Senin 26 Apr 2021 10:40 WIB

Jangan Sampai yang Kaya Terus Mendominasi

Sepak bola menjadi medan laga yang melibatkan banyak kepentingan terutama finansial.

Red: Endro Yuwanto
Logo Liga Champions.
Foto: aa.com.tr
Logo Liga Champions.

Oleh : Endro Yuwanto/Jurnalis Republika

REPUBLIKA.CO.ID,  Gelimpangan uang. Itulah yang sempat terbesit di kepala saat saya mengamati komposisi klub yang akan tampil di laga semifinal Liga Champions musim 2020/2021 yang digelar mulai pekan ini. Laga empat besar kompetisi terbesar antarklub Eropa itu akan mempertemukan Real Madrid, Chelsea, Paris Saint-Germain (PSG), dan Manchester City.

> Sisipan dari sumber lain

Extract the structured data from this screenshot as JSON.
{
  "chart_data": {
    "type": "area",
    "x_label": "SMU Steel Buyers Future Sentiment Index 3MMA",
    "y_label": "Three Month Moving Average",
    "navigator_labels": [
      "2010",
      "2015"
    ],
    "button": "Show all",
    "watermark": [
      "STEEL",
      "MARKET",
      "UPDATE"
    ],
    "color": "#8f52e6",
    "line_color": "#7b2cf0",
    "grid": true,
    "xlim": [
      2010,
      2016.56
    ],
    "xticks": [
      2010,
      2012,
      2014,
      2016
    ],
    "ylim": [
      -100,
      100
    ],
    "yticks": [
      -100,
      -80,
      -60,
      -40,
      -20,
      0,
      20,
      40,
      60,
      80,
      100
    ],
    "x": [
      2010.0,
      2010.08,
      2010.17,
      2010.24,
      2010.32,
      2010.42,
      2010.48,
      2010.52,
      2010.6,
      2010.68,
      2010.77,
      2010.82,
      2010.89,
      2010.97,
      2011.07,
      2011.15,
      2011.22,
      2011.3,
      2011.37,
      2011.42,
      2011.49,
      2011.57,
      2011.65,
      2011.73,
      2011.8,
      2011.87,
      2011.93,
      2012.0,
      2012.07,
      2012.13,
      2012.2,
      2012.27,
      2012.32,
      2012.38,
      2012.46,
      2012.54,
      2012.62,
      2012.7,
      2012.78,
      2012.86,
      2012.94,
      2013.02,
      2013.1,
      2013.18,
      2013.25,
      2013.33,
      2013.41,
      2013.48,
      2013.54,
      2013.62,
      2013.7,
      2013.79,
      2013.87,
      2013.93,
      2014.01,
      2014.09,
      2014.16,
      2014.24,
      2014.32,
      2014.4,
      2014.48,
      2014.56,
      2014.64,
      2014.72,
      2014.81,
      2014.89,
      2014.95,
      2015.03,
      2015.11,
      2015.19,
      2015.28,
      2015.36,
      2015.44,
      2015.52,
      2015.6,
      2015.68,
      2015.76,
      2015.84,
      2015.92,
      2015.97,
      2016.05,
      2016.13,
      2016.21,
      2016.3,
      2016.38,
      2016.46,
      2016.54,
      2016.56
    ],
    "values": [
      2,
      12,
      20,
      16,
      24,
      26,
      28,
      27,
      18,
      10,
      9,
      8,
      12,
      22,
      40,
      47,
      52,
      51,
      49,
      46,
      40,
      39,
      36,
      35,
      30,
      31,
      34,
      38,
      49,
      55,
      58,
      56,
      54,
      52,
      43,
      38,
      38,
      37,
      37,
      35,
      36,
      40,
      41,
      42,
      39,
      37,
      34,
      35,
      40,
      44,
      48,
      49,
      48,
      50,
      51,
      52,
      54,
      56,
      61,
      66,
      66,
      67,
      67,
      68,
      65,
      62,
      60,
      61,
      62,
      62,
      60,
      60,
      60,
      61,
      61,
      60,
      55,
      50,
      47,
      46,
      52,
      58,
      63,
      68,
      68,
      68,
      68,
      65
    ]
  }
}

Sudah sejak beberapa dekade silam, Real Madrid adalah klub raksasa nan kaya raya. Dengan dana yang melimpah dari dulu Madrid selalu mampu membeli pemain-pemain terbaik dan juru taktik terbaik di dunia. Imbasnya, Madrid begitu mendominasi jagat sepak bola dunia. Sejauh yang saya tahu sejak mengikuti perkembangan sepak bola pada era 1980-an, klub-klub yang mengimbangi Madrid secara prestasi dan finansial adalah Barcelona, Manchester United, Bayern Muenchen, Liverpool, AC Milan, dan Juventus.

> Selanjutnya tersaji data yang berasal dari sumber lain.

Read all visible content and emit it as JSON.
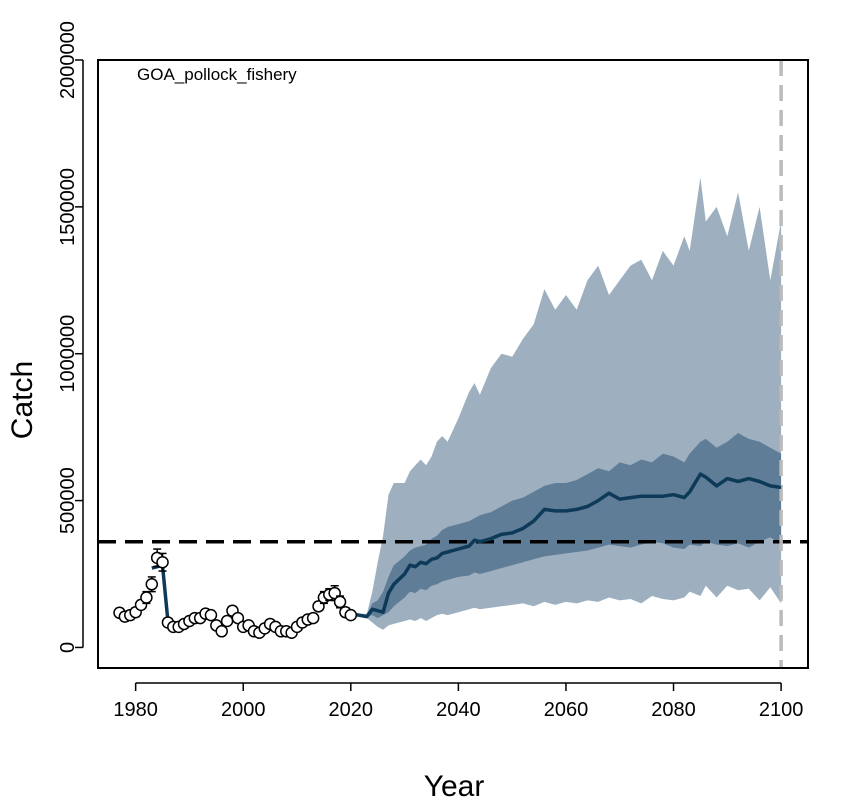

Sejak awal 2000-an, tak hanya klub-klub yang saya sebutkan di atas yang mendominasi dengan uang-uangnya. Klub-klub lain juga berlomba-lomba menjadi kaya.

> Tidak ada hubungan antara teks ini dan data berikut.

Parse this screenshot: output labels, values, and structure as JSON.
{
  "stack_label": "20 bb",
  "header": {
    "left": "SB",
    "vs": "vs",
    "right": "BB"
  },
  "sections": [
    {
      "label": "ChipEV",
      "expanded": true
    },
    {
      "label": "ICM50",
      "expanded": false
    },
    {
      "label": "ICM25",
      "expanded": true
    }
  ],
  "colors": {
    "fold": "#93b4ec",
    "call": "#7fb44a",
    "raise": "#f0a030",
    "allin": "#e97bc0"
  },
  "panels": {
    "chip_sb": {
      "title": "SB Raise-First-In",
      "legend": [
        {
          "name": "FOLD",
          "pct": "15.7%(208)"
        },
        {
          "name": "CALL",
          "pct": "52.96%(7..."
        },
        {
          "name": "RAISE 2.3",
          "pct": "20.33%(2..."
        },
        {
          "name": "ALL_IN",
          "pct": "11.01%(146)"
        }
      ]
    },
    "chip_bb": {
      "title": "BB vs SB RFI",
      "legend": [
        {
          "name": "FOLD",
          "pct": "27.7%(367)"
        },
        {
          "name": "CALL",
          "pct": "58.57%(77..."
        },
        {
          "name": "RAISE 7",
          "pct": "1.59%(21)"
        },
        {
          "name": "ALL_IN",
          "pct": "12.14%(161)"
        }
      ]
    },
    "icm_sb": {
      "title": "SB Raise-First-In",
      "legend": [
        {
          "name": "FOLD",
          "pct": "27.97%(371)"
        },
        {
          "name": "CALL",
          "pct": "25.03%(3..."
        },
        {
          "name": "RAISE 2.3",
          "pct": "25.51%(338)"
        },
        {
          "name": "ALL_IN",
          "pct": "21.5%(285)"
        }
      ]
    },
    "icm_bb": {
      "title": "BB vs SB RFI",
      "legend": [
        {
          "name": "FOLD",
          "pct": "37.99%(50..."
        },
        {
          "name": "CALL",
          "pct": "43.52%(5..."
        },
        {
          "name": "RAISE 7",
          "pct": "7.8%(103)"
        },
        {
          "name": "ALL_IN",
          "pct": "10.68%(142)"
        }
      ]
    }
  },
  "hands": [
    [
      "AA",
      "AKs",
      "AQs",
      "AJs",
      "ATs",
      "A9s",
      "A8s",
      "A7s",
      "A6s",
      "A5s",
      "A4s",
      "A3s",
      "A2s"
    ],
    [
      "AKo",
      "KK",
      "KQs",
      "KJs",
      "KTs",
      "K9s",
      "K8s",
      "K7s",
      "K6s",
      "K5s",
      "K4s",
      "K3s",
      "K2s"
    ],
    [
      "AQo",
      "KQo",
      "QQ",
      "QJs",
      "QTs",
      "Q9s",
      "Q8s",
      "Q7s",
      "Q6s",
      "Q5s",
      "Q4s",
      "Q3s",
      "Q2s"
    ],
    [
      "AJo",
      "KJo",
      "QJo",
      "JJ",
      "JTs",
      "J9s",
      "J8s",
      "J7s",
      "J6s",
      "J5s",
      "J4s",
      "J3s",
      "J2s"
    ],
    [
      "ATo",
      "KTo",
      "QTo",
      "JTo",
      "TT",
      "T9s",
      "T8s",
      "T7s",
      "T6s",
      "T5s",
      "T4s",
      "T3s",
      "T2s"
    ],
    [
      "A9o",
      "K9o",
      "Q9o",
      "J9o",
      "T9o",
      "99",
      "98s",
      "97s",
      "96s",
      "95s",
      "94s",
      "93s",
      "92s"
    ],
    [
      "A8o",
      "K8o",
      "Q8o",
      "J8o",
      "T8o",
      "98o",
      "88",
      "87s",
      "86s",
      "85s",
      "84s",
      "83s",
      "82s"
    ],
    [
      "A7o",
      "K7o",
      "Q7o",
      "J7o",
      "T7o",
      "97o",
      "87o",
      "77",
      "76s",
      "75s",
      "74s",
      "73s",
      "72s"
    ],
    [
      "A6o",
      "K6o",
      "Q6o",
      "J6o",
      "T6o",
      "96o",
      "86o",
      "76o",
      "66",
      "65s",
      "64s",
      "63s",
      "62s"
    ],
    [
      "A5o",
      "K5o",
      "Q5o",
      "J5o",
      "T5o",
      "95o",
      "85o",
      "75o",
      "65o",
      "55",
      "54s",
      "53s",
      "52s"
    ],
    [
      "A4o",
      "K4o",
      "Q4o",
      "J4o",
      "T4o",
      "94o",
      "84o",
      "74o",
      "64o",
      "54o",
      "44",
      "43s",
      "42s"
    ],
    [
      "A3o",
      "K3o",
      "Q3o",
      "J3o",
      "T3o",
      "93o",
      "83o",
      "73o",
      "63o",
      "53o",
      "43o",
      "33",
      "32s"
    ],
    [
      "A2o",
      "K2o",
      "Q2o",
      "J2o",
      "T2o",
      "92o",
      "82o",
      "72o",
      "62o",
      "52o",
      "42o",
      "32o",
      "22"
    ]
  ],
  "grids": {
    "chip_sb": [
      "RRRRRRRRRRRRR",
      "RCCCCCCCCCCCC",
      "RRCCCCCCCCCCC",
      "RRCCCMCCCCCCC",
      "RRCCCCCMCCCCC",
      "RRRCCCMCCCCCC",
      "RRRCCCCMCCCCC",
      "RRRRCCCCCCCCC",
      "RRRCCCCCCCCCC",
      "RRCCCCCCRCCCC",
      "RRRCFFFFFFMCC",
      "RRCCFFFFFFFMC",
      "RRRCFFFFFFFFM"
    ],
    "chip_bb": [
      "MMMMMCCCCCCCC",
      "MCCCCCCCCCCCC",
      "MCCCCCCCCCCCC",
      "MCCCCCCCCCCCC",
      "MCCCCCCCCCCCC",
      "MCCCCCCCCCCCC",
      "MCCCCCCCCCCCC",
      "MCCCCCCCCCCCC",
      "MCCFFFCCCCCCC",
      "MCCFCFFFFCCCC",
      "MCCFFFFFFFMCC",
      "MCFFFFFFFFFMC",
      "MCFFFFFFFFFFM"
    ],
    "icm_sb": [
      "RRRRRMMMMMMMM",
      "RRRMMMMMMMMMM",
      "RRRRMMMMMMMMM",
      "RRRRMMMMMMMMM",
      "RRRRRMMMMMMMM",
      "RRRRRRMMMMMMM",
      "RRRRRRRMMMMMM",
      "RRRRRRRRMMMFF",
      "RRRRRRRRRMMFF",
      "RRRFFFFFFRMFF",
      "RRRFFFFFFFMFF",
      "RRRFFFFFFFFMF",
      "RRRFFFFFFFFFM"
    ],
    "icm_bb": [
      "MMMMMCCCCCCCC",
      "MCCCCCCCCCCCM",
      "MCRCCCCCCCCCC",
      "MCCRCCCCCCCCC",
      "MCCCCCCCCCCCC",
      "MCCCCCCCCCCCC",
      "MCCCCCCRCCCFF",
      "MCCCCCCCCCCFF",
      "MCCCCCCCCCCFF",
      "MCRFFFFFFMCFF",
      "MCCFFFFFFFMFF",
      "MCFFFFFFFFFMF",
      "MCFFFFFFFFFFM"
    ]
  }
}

Chelsea mendapatkan suntikan dana yang besar sejak diambil alih oleh miliarder Rusia Roman Abramovich pada 2003. Abramovich memiliki kekayaan sebesar 8,5 miliar poundsterling setara Rp 159 triliun. Selama kekuasaannya hingga saat ini, Chelsea menjadi klub yang tidak segan-segan membeli satu pemain dengan harga sangat mahal. Termasuk bongkar pasang pelatih yang mumpuni. Tampil di Liga Champions tiap tahun seperti menjadi harga mati bagi the Blues.

PSG pun berubah sejak kedatangan Nasser Al-Khelaifi, pemilik dari Qatar Sports Investments (QSi) pada 2011. PSG menjelma sebagai salah satu klub yang kaya raya. Le Perisien hingga kini dengan mudah membeli siapa pun pemain termahal di dunia hingga mendominasi Ligue 1 Prancis dan langganan tampil di Liga Champions.

Beralih ke Man City yang sejak 2008 menjadi milik miliarder asal Uni Emirat Arab, Sheikh Mansour. Ia menjadi yang nomor satu untuk urusan kekayaan di Liga Primer Inggris. Bahkan kekayaan yang dimilikinya hampir tiga kali lipat dari Abramovich. Sheikh Mansour memiliki kekayaan sebesar 23,3 miliar poundsterling atau sebesar Rp 439 triliun.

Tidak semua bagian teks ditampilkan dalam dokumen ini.